Doch meine Bedenken waren überflüssig. Bob Fence, offenbar von dem Junkiejargon, den Mike perfekt beherrschte, total überzeugt, bestellte ihn tatsächlich zu sich. Lisa wollte mitfahren, aber ich hielt es für vorteilhafter, wenn Mike zunächst das Terrain alleine sondierte. Außerdem würde er dann wohl eher zurück kommen, wenn ich mit seiner Freundin auf ihn in New York wartete. Ich gab ihm 100 Dollar plus Fahrgeld und Verzehr. Der Zug ging an der Penn Station los und brauchte zweieinhalb Stunden bis Albany. Es ist die Strecke der Touristen, die zu den Niagarafällen und nach Vermont wollen.
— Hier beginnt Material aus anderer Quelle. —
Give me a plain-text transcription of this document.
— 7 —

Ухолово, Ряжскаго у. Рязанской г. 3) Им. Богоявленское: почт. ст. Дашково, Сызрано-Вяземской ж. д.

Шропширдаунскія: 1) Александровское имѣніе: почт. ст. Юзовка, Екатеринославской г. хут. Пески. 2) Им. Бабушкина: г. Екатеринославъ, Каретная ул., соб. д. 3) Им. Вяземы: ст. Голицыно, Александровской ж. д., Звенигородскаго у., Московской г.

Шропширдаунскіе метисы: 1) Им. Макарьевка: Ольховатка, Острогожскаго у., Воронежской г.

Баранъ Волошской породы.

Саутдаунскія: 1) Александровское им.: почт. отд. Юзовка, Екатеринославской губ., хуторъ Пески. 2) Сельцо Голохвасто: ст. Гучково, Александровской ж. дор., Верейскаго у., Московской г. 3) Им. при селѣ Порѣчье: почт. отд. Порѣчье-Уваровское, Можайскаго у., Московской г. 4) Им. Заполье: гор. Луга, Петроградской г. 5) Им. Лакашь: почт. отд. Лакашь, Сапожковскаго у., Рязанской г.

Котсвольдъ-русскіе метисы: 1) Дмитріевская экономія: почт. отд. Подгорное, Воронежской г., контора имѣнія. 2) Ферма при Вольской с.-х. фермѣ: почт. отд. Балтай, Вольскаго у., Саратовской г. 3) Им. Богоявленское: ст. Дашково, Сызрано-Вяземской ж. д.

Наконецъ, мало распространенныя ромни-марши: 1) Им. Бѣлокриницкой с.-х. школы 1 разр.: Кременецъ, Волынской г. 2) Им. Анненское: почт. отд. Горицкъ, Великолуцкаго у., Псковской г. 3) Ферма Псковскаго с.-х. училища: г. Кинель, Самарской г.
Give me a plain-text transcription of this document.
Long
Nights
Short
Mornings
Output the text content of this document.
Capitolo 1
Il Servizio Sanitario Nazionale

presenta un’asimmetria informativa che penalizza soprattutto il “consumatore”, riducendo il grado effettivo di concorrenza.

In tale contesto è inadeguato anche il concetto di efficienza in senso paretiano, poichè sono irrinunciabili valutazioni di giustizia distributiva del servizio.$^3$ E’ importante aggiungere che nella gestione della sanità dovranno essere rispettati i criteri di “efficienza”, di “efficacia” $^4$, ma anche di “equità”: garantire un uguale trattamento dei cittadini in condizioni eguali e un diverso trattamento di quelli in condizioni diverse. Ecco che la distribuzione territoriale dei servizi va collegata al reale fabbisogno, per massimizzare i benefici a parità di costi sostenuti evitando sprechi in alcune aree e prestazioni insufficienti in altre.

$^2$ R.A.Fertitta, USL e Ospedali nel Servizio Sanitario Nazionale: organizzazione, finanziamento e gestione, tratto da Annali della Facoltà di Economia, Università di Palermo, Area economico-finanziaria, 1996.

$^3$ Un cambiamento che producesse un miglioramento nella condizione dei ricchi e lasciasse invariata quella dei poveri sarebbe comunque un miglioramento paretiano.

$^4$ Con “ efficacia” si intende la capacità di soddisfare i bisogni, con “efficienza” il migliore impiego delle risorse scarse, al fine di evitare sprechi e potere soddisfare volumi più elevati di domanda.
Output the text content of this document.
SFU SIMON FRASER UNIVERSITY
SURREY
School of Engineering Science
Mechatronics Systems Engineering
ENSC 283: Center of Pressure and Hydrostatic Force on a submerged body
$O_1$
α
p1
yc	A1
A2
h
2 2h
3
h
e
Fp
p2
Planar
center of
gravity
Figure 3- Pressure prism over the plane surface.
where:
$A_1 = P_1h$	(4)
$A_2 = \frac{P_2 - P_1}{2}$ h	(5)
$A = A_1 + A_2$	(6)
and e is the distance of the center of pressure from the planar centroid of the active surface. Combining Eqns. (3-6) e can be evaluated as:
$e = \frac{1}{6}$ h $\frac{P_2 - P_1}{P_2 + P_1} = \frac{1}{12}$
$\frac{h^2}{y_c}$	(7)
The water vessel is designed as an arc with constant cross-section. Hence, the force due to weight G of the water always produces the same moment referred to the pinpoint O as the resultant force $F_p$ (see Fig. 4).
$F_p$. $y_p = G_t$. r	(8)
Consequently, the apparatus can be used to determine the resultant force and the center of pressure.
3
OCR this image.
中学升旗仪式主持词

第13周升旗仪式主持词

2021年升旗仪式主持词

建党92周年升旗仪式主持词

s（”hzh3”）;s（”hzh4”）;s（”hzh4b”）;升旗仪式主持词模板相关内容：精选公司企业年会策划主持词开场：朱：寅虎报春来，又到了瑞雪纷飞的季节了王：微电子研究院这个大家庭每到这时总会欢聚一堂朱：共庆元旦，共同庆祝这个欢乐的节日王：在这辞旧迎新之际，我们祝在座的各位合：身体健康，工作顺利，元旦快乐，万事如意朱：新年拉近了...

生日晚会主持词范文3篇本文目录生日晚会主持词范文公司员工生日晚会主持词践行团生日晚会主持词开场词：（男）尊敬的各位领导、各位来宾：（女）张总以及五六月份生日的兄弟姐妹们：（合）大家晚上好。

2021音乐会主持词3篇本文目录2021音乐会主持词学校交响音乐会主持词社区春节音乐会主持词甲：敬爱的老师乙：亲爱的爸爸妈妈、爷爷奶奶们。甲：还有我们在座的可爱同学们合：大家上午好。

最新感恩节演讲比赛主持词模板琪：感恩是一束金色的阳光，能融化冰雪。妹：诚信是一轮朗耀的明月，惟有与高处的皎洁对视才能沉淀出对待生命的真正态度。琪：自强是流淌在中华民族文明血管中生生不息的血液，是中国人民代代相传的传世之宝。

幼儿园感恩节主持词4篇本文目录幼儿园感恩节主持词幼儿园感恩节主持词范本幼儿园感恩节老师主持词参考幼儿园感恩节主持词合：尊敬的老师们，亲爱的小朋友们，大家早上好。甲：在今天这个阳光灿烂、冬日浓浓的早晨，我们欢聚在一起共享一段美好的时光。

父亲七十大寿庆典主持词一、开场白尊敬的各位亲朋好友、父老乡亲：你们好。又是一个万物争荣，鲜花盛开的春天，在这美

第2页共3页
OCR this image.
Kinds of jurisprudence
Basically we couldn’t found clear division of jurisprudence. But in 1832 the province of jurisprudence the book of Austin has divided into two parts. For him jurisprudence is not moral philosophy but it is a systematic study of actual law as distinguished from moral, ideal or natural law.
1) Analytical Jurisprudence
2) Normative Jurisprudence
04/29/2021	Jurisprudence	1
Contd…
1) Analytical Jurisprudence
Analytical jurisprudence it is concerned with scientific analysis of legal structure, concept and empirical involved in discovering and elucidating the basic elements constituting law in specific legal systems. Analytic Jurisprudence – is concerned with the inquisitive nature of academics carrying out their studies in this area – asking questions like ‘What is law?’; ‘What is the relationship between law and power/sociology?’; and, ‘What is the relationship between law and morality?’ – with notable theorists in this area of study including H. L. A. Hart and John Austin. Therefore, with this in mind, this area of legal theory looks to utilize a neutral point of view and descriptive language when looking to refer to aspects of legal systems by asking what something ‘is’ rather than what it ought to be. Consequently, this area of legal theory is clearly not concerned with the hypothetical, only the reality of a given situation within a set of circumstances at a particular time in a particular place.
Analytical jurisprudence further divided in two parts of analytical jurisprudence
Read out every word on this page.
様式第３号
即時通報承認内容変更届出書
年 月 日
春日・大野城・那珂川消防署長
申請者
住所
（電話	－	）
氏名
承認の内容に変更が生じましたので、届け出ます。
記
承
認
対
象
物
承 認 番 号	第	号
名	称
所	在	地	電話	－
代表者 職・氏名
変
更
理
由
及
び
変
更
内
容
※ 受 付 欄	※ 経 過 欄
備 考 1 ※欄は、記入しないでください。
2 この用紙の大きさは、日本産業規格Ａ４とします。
Als Mike am Abend von seiner Reise zurückkam und wir uns wieder in dem selben Restaurant trafen, in dem wir unsere Zusammenarbeit fixiert hatten, verschwanden Lisa und er erst einmal, um sich, wie sie es nannten, mit dem neuen Stoff einen federleichten Druck zu setzen. Mir war nicht so ganz geheuer, auf was ich mich da eingelassen hatte. Also: Der Bob Fence sei so ein Sportstyp, eigentlich nicht unsympathisch, aber sehr misstrauisch. Zuerst wollte er tatsächlich den Arm und das Besteck sehen, bevor es zum Geschäft kam. Er selbst würde grundsätzlich nur Bargeld gegen Ware nehmen, nannte aber Mike einen Hehler, der Sachen von Junkies, die aus Diebstählen oder Einbrüchen stammten, Notebooks, Handys, Uhren und Schmuck, in Zahlung nahm.